A sampling of inventory was sent for testing to Broughton Laboratories, a British company described on its website as offering “analytical, scientific and regulatory services” for e-nicotine companies. Juul did not answer questions about why the samples were sent outside the United States, and Broughton Labs did not return requests for comment.

Results from those tests, conducted in March, show that a sampling of the pods was tested for a half dozen characteristics. These tests were cited by the report as the basis for Juul’s determination that “injury is not reasonably foreseeable” and “no adverse health consequences will occur.” A health risk analysis scored the incident’s risk hazard index as a 1, or “negligible,” on a scale of 0 to 12.

The internal report says that separation also affected several other mint e-liquid batches, these containing 3% nicotine, that came to Juul’s attention after Breja left the company. This set of issues was not mentioned in the lawsuit, and lab tests did not find grounds for health concerns in either case.

If Juul users noticed something off about their mint pods around this time, very few apparently made their displeasure known. From the end of February to the end of July, according to the report, Juul received 143 complaints per 3.2 million pods distributed — a rate of essentially zero. There were also no serious injuries reported.

In his lawsuit, Breja made other claims about his time at the company that are not addressed in the report and that BuzzFeed News has not been able to confirm or deny.

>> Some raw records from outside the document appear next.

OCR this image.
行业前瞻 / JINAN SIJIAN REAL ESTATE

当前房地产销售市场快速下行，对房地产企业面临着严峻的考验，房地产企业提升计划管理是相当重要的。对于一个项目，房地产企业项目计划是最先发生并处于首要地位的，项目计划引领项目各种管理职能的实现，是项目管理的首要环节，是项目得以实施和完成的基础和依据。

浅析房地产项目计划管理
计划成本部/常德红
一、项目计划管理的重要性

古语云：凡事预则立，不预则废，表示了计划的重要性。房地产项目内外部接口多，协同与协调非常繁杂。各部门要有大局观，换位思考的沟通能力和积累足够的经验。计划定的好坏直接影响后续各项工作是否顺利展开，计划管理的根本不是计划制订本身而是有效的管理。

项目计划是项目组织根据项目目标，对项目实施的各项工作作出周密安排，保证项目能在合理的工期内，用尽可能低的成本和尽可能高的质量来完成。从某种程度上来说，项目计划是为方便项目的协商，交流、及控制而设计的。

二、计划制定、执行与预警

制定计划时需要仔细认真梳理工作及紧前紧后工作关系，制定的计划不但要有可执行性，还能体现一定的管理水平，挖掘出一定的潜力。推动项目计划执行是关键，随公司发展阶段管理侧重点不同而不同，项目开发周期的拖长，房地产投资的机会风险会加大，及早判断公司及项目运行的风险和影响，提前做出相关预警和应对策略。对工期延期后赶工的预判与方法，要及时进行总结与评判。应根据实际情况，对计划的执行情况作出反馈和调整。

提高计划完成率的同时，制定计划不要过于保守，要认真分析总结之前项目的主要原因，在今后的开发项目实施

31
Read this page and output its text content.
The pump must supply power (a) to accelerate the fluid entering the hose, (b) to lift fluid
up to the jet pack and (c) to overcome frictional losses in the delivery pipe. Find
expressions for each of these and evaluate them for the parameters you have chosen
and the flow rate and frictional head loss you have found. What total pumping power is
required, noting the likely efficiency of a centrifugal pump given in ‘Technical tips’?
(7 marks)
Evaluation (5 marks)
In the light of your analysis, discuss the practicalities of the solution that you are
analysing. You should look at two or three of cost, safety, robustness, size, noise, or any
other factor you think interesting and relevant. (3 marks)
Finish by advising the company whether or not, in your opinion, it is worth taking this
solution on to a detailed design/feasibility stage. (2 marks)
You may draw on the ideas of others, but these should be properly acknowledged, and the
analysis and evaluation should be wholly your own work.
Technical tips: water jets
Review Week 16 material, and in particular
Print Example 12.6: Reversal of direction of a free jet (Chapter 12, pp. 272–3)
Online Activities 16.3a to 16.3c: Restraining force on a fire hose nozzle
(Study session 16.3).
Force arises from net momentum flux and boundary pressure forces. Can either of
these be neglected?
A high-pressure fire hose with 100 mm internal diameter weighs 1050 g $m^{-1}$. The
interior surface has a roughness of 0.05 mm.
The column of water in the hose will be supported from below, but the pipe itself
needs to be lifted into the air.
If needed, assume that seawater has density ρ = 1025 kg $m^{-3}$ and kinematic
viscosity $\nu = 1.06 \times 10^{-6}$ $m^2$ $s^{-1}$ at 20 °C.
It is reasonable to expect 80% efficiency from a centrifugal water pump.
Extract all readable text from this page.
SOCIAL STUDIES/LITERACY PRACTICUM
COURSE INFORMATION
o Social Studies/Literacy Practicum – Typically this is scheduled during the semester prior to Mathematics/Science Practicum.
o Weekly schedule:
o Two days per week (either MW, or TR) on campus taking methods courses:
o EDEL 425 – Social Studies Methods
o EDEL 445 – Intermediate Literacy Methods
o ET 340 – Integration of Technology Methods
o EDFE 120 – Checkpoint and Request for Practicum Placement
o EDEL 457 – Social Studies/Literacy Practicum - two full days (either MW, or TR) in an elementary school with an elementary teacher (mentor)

Breja allegedly suggested to higher-ups that one-year-old pods should be labeled with an expiration date if Juul was going to resell them. In response, he claims that then-CEO Kevin Burns said, “Half our customers are drunk and vaping like mo-fo’s, who the fuck is going to notice the quality of our pods.”

Through a representative, Burns has denied saying this or “anything remotely close to this, period.” He did not respond to a request for comment for this story.